What does the Spring Budget 2017 mean for business? Here’s our roundup of the main measures announced for UK firms.
Growth & balance of trade
Real GDP grew by 0.7% in the final quarter of 2016. GDP grew by 1.8% over the year as a whole, and employment rose.
Against this backdrop, and Brexit, news is good for UK business. How long before challenging Brexit impacts kick in, and inflation, higher raw material costs or a weak pound bite? Hard to say.
Overall, Tory ‘discipline’ on spending stays, seeking to rebalance the UK deficit.
Reductions in the rate of corporation tax to 17% by 2020 will continue. The government will make administrative changes to the Research and Development Expenditure Credit to increase the certainty and simplicity around claims, and will take action to improve awareness of R&D tax credits among SMEs.
There is focus on a highly-skilled workforce. This is the next step in the government’s strategy to improve productivity, building on the recently published Industrial Strategy green paper.
NPIF will invest £250 million over the next four years in research talent. £90 million will provide an additional 1,000 PhD places in areas aligned with the Industrial Strategy. Around 85% will be in STEM disciplines, and 40% will directly help strengthen collaboration between business and academia through industrial partnerships.
A further £160 million will support new fellowships for early and mid-career researchers in areas aligned to the Industrial Strategy.
In addition, New ‘T-Levels’ will be introduced to give parity of esteem for technical education, potentially aiding technical business sectors with staffing and skills.
£690 million is allocated to local authorities to get local transport networks moving.
The NPIF will invest £740 million in digital infrastructure by 2020-21, to support the next generation of fast and reliable mobile and broadband communications for consumers and businesses. New National 5G Innovation Network to trial and demonstrate 5G applications.
£270 million in 2017-18 will kickstart the development of disruptive technologies that have the potential to transform the UK economy. There will be focus on developing artificial intelligence and robotics, and batteries for the next generation of electric vehicles.
Business investment fell 1.0% in Q4 2016, following a modest increase of 0.7% in Q3 2016. This resulted in a 1.5% decline in business investment in 2016. Private business surveys cited uncertainty about future demand and the outcome of the EU negotiations as weighing on activity and investment.
The employment rate reached a new record high of 74.6% in the three months to December 2016, while the unemployment rate was 4.8%, the lowest in 11 years.
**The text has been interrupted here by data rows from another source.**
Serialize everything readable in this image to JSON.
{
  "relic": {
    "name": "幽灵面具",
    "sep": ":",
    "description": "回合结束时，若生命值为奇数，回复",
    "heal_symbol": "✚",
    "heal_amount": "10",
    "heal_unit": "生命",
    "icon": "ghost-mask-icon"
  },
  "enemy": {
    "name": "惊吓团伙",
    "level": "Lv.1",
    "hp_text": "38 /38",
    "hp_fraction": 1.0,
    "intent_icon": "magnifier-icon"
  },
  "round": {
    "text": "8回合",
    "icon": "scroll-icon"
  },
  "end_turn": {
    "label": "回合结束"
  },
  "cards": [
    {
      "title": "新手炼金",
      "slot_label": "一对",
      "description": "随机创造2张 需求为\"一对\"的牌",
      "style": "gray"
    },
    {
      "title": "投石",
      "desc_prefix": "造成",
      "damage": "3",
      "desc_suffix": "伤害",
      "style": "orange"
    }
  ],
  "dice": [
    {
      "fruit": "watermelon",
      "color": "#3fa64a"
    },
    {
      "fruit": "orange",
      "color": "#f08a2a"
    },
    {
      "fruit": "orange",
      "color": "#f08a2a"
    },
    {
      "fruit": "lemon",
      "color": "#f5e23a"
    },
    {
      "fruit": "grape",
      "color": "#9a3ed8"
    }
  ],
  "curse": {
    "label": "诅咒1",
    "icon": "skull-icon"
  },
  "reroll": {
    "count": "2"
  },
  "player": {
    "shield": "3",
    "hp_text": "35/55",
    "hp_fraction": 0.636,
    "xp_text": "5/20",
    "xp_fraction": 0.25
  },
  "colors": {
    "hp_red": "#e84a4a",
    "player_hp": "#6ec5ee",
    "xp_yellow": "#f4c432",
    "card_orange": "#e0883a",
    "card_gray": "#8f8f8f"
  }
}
The International Monetary Fund forecasts global growth will increase slightly to 3.4% in 2017. It judges that the outlook has improved in advanced economies, where growth in the second half of 2016 exceeded its earlier forecasts, while growth prospects have marginally worsened in emerging economies.
Of course, this ignores Brexit impacts on trade deals and the disintegration of policies enabling tariff free cross EU trade, and resetting of global trade deals.
The Budget merely said: ‘In the longer term, the economy will adjust to new relationships with the EU and the rest of the world.
‘In producing the forecast, the OBR has not attempted to predict the precise outcome of negotiations, nor the breadth and depth of new relationships that may be negotiated bilaterally with the EU or other trading partners.’
For now the Government has neglected to comment on any Brexit impacts, and chosen not to model them in its Budget forecasting.